Tea Party's "stunning" nightmare: Why it thinks its homeland is disappearing

Wingnuts like Rep. Steve King worry the U.S. is leaving them behind. A new report shows they're actually right

Published February 24, 2015 8:15PM (EST)

                              (AP/Isaac Brekken)
(AP/Isaac Brekken)

With the House GOP caucus’s nativist bloc (a.k.a., the “boxcars crowd”) pushing the Department of Homeland Security (DHS) toward a shutdown of its own, the Tuesday release of a new Center for American Progress report on the changing demographics of the United States feels especially well-timed. Because as feverish and unhinged as the Tea Party’s opposition to immigration reform often seems, the CAP report shows that it’s premised on at least one small kernel of truth. The country that tens of millions of Americans grew up in really is fading into memory — and according to CAP, it’s doing so with “stunning” speed.

The CAP report is long, and its authors (one of whom is Ruy Teixeira, of “Emerging Democratic Majority” fame) highlight no fewer than 10 major findings. Many of these discoveries are familiar to anyone who’s geeky enough to care about medium- and long-term demographic projections: the overall population is diversifying; the average age of the population is climbing; the Baby Boom generation is shrinking; the youngest generation is the most diverse in history; the college-educated white population is growing; and the once-mighty white working class is continuing to disappear. But even if we already know our ultimate destination, the report suggests that we’ve underestimated how quickly we’ll arrive.

In fewer than 20 years, CAP says, the following states will all be home to “majority-minority” populations: Nevada, Maryland, Arizona, Georgia, Florida, New Jersey, Alaska and New York. And within 30 years, the report adds, all of those states — plus California and Texas — will have majority-minority eligible voting populations, too. Here's a CAP chart showing the projected tip into majority-minority for more than a dozen states:

To get a sense of just how massive a shift that is from the U.S. that existed within most of our lifetimes, keep in mind that the U.S. was 80 percent white as recently as 1980. Moreover, at that time, only 16 percent of the country’s eligible voting population was non-white in 198o. By 2060, that number is expected to balloon to a whopping 54 percent.

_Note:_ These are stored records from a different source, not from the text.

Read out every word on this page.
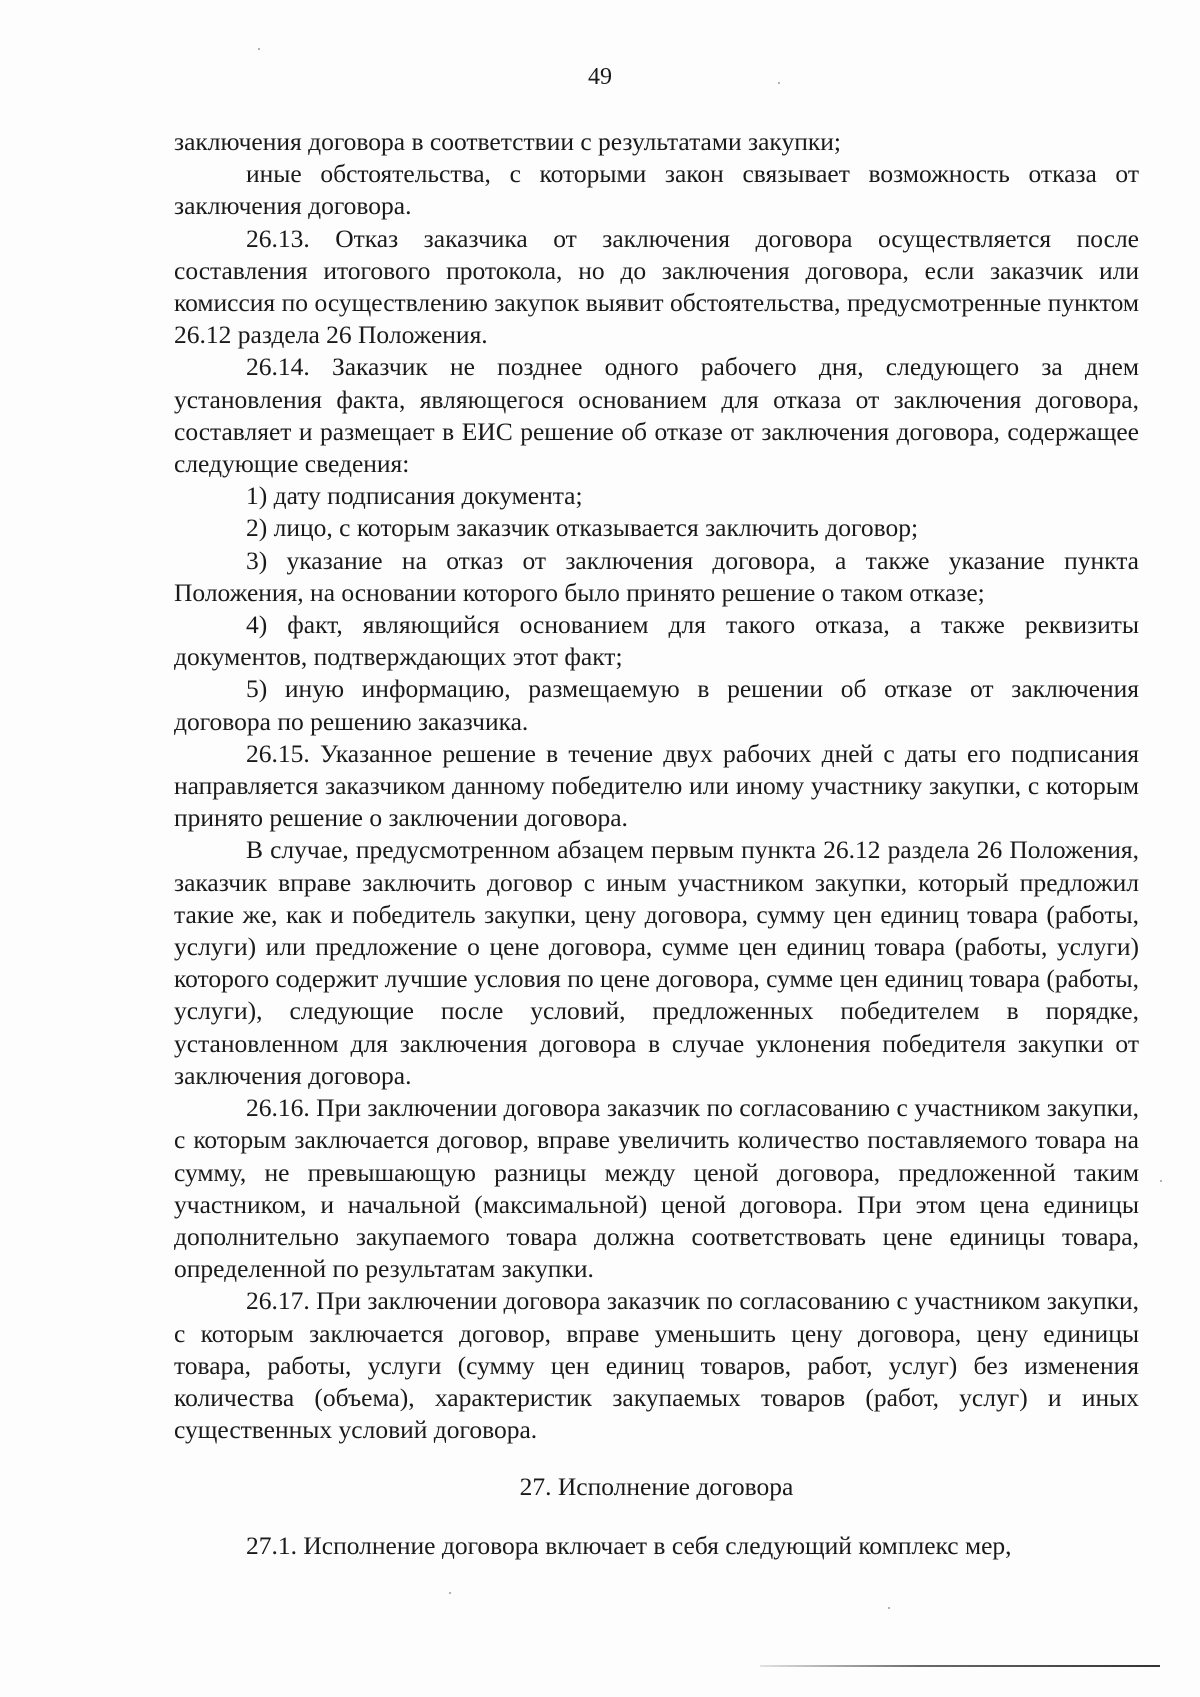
49

заключения договора в соответствии с результатами закупки;

иные обстоятельства, с которыми закон связывает возможность отказа от заключения договора.

26.13. Отказ заказчика от заключения договора осуществляется после составления итогового протокола, но до заключения договора, если заказчик или комиссия по осуществлению закупок выявит обстоятельства, предусмотренные пунктом 26.12 раздела 26 Положения.

26.14. Заказчик не позднее одного рабочего дня, следующего за днем установления факта, являющегося основанием для отказа от заключения договора, составляет и размещает в ЕИС решение об отказе от заключения договора, содержащее следующие сведения:

1) дату подписания документа;

2) лицо, с которым заказчик отказывается заключить договор;

3) указание на отказ от заключения договора, а также указание пункта Положения, на основании которого было принято решение о таком отказе;

4) факт, являющийся основанием для такого отказа, а также реквизиты документов, подтверждающих этот факт;

5) иную информацию, размещаемую в решении об отказе от заключения договора по решению заказчика.

26.15. Указанное решение в течение двух рабочих дней с даты его подписания направляется заказчиком данному победителю или иному участнику закупки, с которым принято решение о заключении договора.

В случае, предусмотренном абзацем первым пункта 26.12 раздела 26 Положения, заказчик вправе заключить договор с иным участником закупки, который предложил такие же, как и победитель закупки, цену договора, сумму цен единиц товара (работы, услуги) или предложение о цене договора, сумме цен единиц товара (работы, услуги) которого содержит лучшие условия по цене договора, сумме цен единиц товара (работы, услуги), следующие после условий, предложенных победителем в порядке, установленном для заключения договора в случае уклонения победителя закупки от заключения договора.

26.16. При заключении договора заказчик по согласованию с участником закупки, с которым заключается договор, вправе увеличить количество поставляемого товара на сумму, не превышающую разницы между ценой договора, предложенной таким участником, и начальной (максимальной) ценой договора. При этом цена единицы дополнительно закупаемого товара должна соответствовать цене единицы товара, определенной по результатам закупки.

26.17. При заключении договора заказчик по согласованию с участником закупки, с которым заключается договор, вправе уменьшить цену договора, цену единицы товара, работы, услуги (сумму цен единиц товаров, работ, услуг) без изменения количества (объема), характеристик закупаемых товаров (работ, услуг) и иных существенных условий договора.

27. Исполнение договора

27.1. Исполнение договора включает в себя следующий комплекс мер,
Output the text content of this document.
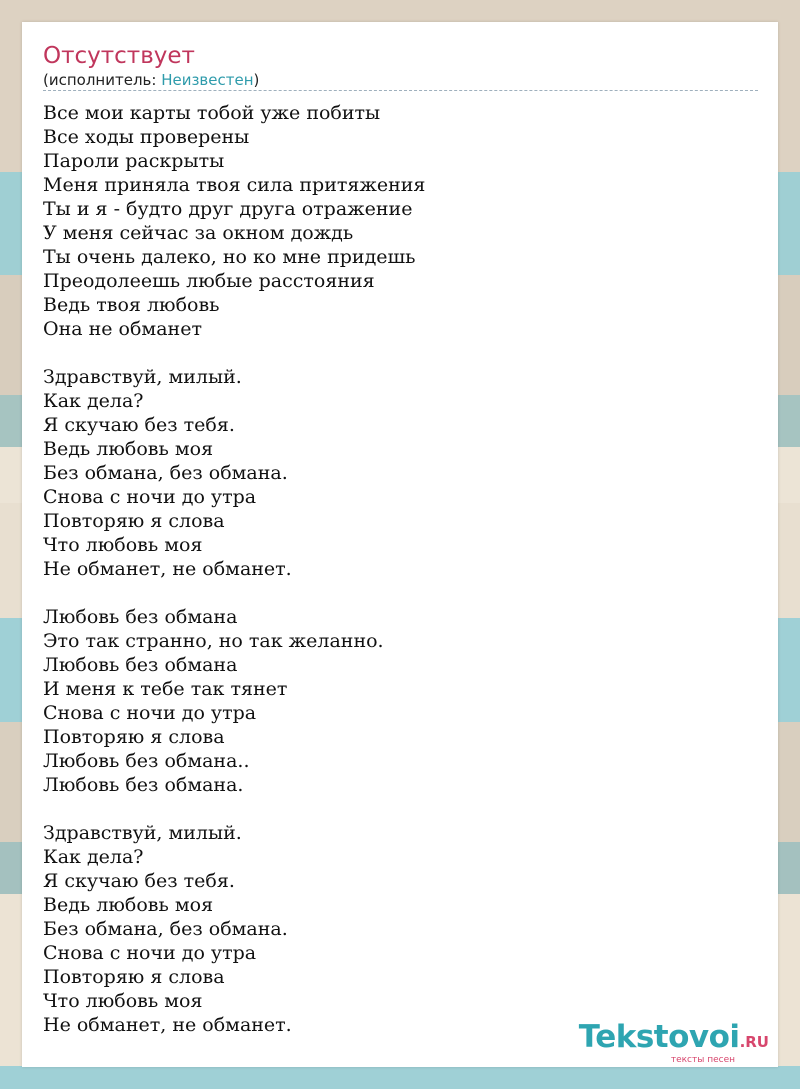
Отсутствует
(исполнитель: Неизвестен)
Все мои карты тобой уже побиты
Все ходы проверены
Пароли раскрыты
Меня приняла твоя сила притяжения
Ты и я - будто друг друга отражение
У меня сейчас за окном дождь
Ты очень далеко, но ко мне придешь
Преодолеешь любые расстояния
Ведь твоя любовь
Она не обманет
Здравствуй, милый.
Как дела?
Я скучаю без тебя.
Ведь любовь моя
Без обмана, без обмана.
Снова с ночи до утра
Повторяю я слова
Что любовь моя
Не обманет, не обманет.
Любовь без обмана
Это так странно, но так желанно.
Любовь без обмана
И меня к тебе так тянет
Снова с ночи до утра
Повторяю я слова
Любовь без обмана..
Любовь без обмана.
Здравствуй, милый.
Как дела?
Я скучаю без тебя.
Ведь любовь моя
Без обмана, без обмана.
Снова с ночи до утра
Повторяю я слова
Что любовь моя
Не обманет, не обманет.	Tekstovoi.RU
тексты песен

Tea Partyers aren’t demographers, of course. It’s unlikely that the people who think the construction of a truly Berlin Wall-esque southern border fence is America’s most pressing concern have detailed analyses of population trends in mind. But even if Tea Partyers aren’t data-crunching actuarial geniuses, they’re not political illiterates, either. They may believe things that aren’t true — especially if they only watch Fox News — but they’re more politically engaged than most Americans. And if they’re like the folks I encountered last year at CPAC, the conservative movement’s big annual gala, then they’ve heard more than once that Barack Obama wouldn’t even be president if the minority share of the electorate had frozen at its 2004 level (and if the GOP maintained  the same support from whites).

Without that larger context, it’s hard to understand why the GOP base is willing to threaten a DHS shutdown in the name of deporting children. And without that larger context, it’s downright impossible to understand why Republicans say they are preserving the Constitution itself by forcing the reversal of Obama’s immigration-related executive actions. If, as many Tea Partyers believe, America’s changing demographics are really the consequence of a massive “con game” — in which Democrats provide amnesty and citizenship in exchange for votes (which they use to redistribute from Tea Partyers makers to new-arrival takers) — then the United States as we know it is indeed at stake.

Obviously, none of this is to say that Tea Partyers are right in their analysis or right to fear America’s multicultural future. But it is to say that the efficacy of the GOP’s usual appeal to white identity politics is coming to an end; and that polling of the growing non-white population indicates it will take the Tea Party’s anti-government extremism with it. In other words, if Republicans do end up shutting down the DHS, it won’t be because they don’t care about security. It’ll be because they see the “homeland” as in the gravest of danger already.


By Elias Isquith

Elias Isquith is a former Salon staff writer.